Tirer des canards n'est pas la grande difficulté quand on a pénétré jusqu'à leurs retraites cachées. Il suffit de se mettre en embuscade derrière un arbre, derrière un fourré de branches, et on fusille à vingt-cinq, trente et quarante pas des compagnies qui s'en viennent sans défiance vers des plantes aquatiques qui leur fournissent une abondante pâture.
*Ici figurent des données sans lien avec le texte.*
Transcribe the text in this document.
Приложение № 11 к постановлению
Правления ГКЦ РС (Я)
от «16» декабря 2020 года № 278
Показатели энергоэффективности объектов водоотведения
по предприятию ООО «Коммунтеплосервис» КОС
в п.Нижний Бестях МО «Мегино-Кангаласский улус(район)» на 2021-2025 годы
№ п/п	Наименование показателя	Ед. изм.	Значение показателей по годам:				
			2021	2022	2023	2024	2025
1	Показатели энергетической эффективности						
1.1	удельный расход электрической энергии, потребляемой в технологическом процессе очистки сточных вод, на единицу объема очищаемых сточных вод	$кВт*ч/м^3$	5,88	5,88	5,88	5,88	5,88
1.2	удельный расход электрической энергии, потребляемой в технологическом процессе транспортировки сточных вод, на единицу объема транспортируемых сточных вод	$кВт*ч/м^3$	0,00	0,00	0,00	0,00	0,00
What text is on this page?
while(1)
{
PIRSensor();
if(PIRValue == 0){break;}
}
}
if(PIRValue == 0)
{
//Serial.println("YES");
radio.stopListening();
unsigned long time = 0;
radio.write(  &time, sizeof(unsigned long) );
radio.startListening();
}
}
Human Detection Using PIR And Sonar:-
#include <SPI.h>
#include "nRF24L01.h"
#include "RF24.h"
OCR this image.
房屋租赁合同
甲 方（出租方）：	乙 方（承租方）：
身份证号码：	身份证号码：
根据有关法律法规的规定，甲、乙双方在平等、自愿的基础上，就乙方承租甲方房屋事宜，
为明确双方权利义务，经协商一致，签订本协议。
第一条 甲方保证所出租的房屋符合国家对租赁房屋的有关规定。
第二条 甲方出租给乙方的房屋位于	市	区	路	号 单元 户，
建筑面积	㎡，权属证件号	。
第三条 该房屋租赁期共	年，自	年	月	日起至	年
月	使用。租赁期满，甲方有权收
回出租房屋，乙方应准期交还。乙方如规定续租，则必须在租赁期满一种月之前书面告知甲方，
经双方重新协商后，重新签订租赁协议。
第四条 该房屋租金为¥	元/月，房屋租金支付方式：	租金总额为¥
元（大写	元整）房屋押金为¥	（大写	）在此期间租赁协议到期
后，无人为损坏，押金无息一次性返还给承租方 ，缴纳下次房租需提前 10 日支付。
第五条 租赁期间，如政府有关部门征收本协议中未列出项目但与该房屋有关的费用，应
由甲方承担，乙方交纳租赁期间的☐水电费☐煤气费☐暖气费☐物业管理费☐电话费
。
Mais ce gibier mort, on ne l'a pas encore; il reste sur le champ de bataille, au milieu de l'eau; et bien souvent il nous fallait nous jeter à la nage pour ramasser nos morts et nos blessés. Le soir, quand nous racontions à table nos misères et nos succès, on nous plaignait en riant, et on applaudissait à nos beaux faits d'armes en mangeant les vaincus.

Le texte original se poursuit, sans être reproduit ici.